Why might you consider such a solution? First, it would probably save you a lot of money. Traditional on-premises identity management systems are expensive to purchase, deploy, and maintain in both headcount costs and annual maintenance fees. SCUID Lifecycle charges a simple per-user fee that drops rapidly with the number of users. To keep implementation costs down, SCUID has created a set of templates that it believes describes the vast majority of on-premises identity management configurations, and it charges a one-time setup fee to create a semi-custom configuration for your identity management environment based on one of these templates. SCUID maintains it is also very straightforward in telling a potential customer whether it simply won’t fit into one of its configuration templates.Another reason to think about a solution like this is that it should be easy to work with compared with traditional identity management systems. On-premises systems have complicated and user-unfriendly interfaces—especially for end users. The trend toward simplifying the UI is a good one, and SCUID Lifecycle’s is extremely straightforward. (I also give extra-credit points to Identropy for using “freaking suck!!” to describe traditional identity management systems’ UIs in its product’s web intro.)
A Question of Comfort
Are you instinctively uncomfortable with this “from the cloud” solution? (I know I was.) It’s because you don’t like the idea of having your identity management hosted off premises, potentially more exposed and definitely more dependent on external factors than an on-premises solution. Well, if you lose your Internet connection, you’ll lose all your SaaS applications and the ability to perform integrated identity management, but you can still manage identity through local interfaces (e.g., Active Directory Users and Computers), and the ICE VM tracks and queues up changes to integrate into the Lifecycle system when the connection becomes available again. The real choice is cost savings and time to value versus your acceptable level of risk associated with managing identity using any outside entity.
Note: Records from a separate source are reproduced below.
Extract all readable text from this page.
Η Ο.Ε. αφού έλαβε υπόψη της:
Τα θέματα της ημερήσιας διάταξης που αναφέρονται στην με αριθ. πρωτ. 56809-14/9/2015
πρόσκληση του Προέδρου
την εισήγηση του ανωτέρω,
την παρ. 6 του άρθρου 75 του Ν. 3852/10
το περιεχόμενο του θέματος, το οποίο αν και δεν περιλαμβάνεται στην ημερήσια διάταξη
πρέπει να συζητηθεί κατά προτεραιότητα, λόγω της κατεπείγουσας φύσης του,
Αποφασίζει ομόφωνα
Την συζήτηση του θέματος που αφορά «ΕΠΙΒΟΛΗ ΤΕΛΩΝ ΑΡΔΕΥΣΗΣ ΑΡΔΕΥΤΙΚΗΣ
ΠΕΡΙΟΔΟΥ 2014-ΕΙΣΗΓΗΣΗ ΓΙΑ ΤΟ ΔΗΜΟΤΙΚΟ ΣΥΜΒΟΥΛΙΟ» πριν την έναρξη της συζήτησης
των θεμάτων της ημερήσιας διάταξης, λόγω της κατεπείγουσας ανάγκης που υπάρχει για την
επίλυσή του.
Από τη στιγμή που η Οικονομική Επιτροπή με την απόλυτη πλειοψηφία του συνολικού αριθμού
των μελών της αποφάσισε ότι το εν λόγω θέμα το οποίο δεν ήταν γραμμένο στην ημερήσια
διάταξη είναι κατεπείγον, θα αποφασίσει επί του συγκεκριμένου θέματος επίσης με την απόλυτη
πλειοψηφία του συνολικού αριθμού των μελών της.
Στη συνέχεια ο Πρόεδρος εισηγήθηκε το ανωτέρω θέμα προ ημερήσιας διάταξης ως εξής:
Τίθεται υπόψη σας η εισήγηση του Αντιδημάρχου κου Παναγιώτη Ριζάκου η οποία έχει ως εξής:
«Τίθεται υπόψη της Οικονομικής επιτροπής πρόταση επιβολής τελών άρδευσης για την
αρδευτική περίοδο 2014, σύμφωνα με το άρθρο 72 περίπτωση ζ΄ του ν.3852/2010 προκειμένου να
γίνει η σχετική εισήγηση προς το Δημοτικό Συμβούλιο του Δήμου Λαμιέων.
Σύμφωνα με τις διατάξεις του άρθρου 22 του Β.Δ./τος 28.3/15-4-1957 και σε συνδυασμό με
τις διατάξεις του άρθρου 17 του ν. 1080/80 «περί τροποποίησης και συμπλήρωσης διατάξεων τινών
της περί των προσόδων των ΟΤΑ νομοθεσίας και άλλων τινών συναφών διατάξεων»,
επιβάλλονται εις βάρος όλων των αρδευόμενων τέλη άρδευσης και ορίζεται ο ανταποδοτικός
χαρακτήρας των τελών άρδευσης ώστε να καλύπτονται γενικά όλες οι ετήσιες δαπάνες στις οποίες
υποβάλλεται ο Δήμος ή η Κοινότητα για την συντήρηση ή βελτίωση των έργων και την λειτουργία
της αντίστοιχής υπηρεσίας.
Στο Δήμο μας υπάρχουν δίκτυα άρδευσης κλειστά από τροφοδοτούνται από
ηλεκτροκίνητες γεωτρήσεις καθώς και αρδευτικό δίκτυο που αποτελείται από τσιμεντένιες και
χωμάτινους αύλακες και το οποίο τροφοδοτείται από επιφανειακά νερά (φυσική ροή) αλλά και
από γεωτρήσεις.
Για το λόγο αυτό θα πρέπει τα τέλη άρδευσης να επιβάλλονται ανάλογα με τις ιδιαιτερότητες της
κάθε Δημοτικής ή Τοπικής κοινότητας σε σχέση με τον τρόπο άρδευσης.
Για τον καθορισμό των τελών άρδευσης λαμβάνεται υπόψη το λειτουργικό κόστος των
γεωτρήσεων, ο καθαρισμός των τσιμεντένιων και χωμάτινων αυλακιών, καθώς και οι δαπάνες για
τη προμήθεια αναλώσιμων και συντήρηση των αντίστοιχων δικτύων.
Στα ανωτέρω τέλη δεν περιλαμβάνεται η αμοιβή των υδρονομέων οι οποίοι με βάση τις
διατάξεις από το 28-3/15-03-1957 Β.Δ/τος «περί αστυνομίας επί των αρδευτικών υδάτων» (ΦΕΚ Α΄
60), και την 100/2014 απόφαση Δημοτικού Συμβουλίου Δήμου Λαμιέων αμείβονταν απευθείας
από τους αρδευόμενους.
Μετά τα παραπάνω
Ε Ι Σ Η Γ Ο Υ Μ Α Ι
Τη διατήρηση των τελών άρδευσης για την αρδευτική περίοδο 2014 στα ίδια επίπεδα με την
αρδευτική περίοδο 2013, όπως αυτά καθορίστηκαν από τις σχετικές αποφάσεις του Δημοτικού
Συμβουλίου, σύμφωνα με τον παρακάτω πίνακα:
Identity management technology has been re-energized by all the possibilities the cloud computing model affords us, and a whole market of identity service providers has materialized in the past few years to take advantage of these possibilities. Whether the market will embrace all of them remains to be seen. For your part, you should be paying attention to this evolution; you might come across a variation of the puzzle pieces that fits your needs well.